This year, I don’t know about you, but I am not feeling as joyful. I am tired. It’s not just a physical thing, but more emotional and spiritual. I am tired of violence, predatory acts, hateful speech, and yes, I am certainly tired of the pandemic. I am tired of insults and slander, and people thinking the worst of their fellow man or woman. I am tired that I do not see more acts of kindness and charity in society. I am tired on behalf of victims of crime, victims within our staff and inmate and offender population, and always our forgotten victims (that is, the families of the incarcerated). I am just tired.

When I am tired, I become discouraged. In other words, I start to lose courage. Deep inside me, my heart hurts and my spirit sinks. I have trouble sleeping. I wonder, can it get any worse, can I bear more? That old Army voice in my head sometimes suggests at periods like this that it might be time to just “take a knee” or “pop smoke.” I am 60 years old, after all.

Do you ever feel what I am feeling?

But it is exactly at times like this that I know I must ACT and dig deep to remember truth, find encouragement, and regain my focus and balance to renew my commitment to life and service. I must reach out to those with better perspective and the wisdom and positive attitude that I need TODAY. I must search for that which brings peace to my heart, calms my thoughts at night, garners good will towards others, and choose to read and think on those matters of the spirit. Exercising helps too!

Can you relate? Are you searching for peace right now?
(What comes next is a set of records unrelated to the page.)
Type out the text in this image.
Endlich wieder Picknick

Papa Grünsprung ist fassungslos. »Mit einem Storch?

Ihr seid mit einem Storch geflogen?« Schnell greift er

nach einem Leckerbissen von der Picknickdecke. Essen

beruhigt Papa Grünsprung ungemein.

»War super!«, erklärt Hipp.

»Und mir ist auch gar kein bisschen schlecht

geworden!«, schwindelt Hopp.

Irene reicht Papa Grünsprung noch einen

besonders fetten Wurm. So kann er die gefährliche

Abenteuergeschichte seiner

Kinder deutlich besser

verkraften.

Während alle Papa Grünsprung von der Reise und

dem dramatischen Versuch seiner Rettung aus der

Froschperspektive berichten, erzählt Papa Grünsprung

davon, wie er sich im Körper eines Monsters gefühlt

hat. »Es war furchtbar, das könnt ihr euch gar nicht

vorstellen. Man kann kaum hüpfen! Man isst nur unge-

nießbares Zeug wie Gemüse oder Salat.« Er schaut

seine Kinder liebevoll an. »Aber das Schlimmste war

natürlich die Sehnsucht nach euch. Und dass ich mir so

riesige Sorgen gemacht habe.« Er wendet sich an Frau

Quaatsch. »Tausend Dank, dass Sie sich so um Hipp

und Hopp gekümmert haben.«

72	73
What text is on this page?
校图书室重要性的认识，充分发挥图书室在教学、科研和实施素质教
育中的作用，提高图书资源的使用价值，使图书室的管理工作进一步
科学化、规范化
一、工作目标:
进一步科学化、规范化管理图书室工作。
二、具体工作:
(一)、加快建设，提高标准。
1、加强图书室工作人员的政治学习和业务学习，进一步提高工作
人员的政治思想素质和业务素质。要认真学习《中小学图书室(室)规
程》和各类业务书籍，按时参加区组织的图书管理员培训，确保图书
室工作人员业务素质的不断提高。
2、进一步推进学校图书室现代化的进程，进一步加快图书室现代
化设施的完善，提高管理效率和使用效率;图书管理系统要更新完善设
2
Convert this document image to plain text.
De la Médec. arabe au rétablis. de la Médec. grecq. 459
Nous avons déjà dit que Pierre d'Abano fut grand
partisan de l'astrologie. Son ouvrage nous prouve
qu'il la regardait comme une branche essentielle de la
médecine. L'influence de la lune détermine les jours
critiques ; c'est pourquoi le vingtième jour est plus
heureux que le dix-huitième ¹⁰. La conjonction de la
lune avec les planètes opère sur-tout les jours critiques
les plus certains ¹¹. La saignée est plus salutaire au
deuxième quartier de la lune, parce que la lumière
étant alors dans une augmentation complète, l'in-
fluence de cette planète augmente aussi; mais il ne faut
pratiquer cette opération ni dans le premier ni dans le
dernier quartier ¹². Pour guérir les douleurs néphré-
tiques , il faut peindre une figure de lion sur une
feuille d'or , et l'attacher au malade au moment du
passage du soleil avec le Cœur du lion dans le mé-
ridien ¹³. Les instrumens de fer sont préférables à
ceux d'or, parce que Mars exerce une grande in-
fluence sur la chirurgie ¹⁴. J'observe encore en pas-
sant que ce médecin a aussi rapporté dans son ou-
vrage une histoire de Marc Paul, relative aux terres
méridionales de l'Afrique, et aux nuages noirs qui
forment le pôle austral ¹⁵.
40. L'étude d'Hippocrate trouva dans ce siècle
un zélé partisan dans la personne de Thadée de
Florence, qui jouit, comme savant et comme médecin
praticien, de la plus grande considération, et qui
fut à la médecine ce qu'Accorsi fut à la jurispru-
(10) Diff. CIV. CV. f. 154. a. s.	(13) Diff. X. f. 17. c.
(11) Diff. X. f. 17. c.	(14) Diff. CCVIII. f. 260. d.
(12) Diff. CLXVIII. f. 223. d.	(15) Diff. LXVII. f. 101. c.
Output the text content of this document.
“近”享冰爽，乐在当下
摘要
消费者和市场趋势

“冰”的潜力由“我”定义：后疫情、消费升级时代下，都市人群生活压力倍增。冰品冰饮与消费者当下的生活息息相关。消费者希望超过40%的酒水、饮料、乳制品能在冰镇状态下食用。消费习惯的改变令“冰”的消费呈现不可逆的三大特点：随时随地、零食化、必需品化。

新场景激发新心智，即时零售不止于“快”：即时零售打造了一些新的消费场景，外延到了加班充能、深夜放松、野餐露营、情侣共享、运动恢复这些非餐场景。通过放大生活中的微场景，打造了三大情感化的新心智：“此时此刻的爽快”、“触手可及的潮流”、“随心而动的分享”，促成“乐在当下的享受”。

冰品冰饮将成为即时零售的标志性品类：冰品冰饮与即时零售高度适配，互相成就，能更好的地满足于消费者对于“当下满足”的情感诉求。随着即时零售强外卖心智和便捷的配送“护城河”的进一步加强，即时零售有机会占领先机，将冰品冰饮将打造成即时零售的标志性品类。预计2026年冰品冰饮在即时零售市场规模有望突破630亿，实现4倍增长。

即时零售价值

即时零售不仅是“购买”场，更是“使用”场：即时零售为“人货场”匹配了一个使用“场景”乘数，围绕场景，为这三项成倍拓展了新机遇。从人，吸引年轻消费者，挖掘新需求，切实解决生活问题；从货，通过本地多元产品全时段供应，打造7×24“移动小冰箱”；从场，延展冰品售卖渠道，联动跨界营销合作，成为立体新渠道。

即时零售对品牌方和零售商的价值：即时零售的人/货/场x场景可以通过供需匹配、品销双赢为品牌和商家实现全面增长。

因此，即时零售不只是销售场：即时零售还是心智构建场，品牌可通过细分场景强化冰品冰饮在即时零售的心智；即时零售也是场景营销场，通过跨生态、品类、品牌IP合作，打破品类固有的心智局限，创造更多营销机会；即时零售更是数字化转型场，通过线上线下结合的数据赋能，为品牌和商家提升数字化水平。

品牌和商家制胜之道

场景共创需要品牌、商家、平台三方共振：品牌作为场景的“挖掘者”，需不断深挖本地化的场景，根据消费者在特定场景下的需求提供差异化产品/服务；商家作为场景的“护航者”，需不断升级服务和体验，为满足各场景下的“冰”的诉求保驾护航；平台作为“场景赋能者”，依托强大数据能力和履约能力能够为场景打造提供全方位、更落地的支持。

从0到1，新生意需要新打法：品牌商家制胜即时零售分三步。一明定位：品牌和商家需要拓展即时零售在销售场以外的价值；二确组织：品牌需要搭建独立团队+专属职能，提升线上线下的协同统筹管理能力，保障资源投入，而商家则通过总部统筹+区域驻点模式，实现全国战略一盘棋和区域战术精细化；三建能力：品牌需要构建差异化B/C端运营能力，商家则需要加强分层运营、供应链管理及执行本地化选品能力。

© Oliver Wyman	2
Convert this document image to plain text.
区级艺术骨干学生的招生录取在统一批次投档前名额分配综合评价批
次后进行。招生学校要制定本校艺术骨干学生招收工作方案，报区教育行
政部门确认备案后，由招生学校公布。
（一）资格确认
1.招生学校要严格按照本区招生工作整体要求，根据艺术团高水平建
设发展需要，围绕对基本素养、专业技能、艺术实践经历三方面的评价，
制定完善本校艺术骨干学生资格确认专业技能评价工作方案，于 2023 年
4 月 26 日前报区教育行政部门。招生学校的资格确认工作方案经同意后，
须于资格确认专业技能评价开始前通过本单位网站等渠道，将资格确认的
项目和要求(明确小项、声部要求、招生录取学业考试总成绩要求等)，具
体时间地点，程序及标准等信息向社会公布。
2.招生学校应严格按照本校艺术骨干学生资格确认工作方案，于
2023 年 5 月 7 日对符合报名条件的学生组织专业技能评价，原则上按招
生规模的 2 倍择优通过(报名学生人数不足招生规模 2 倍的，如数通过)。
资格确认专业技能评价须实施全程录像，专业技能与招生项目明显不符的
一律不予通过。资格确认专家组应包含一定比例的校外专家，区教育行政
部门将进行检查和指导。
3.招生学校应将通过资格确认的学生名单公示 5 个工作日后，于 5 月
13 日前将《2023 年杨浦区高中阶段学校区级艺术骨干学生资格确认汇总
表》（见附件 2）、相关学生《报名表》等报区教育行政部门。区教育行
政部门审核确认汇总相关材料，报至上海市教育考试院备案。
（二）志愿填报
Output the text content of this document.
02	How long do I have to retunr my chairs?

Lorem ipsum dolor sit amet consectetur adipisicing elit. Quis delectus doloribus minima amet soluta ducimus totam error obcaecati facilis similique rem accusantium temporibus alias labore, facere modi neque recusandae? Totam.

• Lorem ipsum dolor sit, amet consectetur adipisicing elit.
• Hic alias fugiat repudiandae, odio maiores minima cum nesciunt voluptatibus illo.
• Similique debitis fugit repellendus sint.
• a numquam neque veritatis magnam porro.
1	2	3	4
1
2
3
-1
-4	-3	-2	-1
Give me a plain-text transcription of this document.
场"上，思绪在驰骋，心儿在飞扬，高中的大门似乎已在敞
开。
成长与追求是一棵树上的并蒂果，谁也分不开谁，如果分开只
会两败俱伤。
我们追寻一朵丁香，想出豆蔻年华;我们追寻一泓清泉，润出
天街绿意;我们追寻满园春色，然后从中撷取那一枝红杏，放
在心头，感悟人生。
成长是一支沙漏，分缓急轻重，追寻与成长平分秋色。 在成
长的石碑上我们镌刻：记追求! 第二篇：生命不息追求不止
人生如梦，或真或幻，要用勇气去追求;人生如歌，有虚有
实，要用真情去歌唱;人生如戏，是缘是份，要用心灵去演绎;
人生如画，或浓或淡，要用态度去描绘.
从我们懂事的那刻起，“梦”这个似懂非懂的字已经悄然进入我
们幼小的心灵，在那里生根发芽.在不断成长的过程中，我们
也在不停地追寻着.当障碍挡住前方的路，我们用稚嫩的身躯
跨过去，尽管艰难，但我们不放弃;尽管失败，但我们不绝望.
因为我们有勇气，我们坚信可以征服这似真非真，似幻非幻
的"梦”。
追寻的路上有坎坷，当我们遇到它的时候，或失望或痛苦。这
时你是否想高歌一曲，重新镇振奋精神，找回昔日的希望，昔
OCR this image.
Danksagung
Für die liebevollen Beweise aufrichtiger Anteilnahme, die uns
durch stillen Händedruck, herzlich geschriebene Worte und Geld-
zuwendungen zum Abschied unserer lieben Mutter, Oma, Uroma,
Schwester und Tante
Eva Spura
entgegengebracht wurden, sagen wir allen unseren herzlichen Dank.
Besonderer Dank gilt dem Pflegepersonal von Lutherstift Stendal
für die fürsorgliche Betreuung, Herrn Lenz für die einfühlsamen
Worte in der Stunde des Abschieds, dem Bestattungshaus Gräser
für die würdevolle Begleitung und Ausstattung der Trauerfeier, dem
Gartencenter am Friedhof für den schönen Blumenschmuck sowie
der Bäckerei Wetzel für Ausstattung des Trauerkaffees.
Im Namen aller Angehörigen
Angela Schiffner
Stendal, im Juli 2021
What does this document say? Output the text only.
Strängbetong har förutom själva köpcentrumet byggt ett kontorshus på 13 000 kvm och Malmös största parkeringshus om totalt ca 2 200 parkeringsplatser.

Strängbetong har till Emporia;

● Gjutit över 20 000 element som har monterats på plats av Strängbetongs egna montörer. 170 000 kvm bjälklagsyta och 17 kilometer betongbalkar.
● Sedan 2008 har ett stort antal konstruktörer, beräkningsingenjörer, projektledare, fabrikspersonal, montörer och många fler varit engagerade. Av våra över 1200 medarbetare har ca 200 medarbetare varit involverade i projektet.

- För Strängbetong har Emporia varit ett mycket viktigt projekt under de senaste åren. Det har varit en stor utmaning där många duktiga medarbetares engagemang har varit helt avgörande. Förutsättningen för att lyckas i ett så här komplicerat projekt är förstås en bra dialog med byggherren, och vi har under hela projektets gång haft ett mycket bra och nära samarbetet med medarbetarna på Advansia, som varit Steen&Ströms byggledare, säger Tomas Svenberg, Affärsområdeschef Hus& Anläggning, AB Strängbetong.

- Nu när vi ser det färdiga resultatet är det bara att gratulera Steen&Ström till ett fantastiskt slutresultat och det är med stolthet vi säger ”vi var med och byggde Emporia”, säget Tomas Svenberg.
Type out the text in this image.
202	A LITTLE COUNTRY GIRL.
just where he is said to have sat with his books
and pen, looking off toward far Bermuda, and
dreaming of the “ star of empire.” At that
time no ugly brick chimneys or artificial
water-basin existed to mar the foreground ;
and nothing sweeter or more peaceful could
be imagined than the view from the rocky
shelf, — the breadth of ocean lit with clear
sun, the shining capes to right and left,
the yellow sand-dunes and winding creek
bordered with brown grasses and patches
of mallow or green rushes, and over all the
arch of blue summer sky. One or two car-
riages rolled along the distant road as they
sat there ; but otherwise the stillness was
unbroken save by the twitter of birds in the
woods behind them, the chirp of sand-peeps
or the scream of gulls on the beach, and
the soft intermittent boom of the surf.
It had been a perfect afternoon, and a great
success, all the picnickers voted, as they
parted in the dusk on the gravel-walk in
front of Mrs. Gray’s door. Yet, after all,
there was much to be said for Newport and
Do you wish to be that someone who extends good will towards others?

In 1965, when I was in kindergarten, I saw the movie, “A Charlie Brown Christmas.” At one-point, poor Charlie Brown becomes so frustrated at trying to organize a Christmas play, that he yells out, “Isn’t there anyone who knows what Christmas is all about?” In response, his friend Linus takes center stage and (on National public television!) recites seven verses from the Book of Luke, found in the New Testament of the Holy Bible. For those of you with a similar faith tradition as I, you probably know this story of when the Angels appeared to the shepherds to announce the birth of the Messiah, the Savior. After the announcement, the Angels sang, “Glory to God in the highest, and on earth peace, good will toward men.”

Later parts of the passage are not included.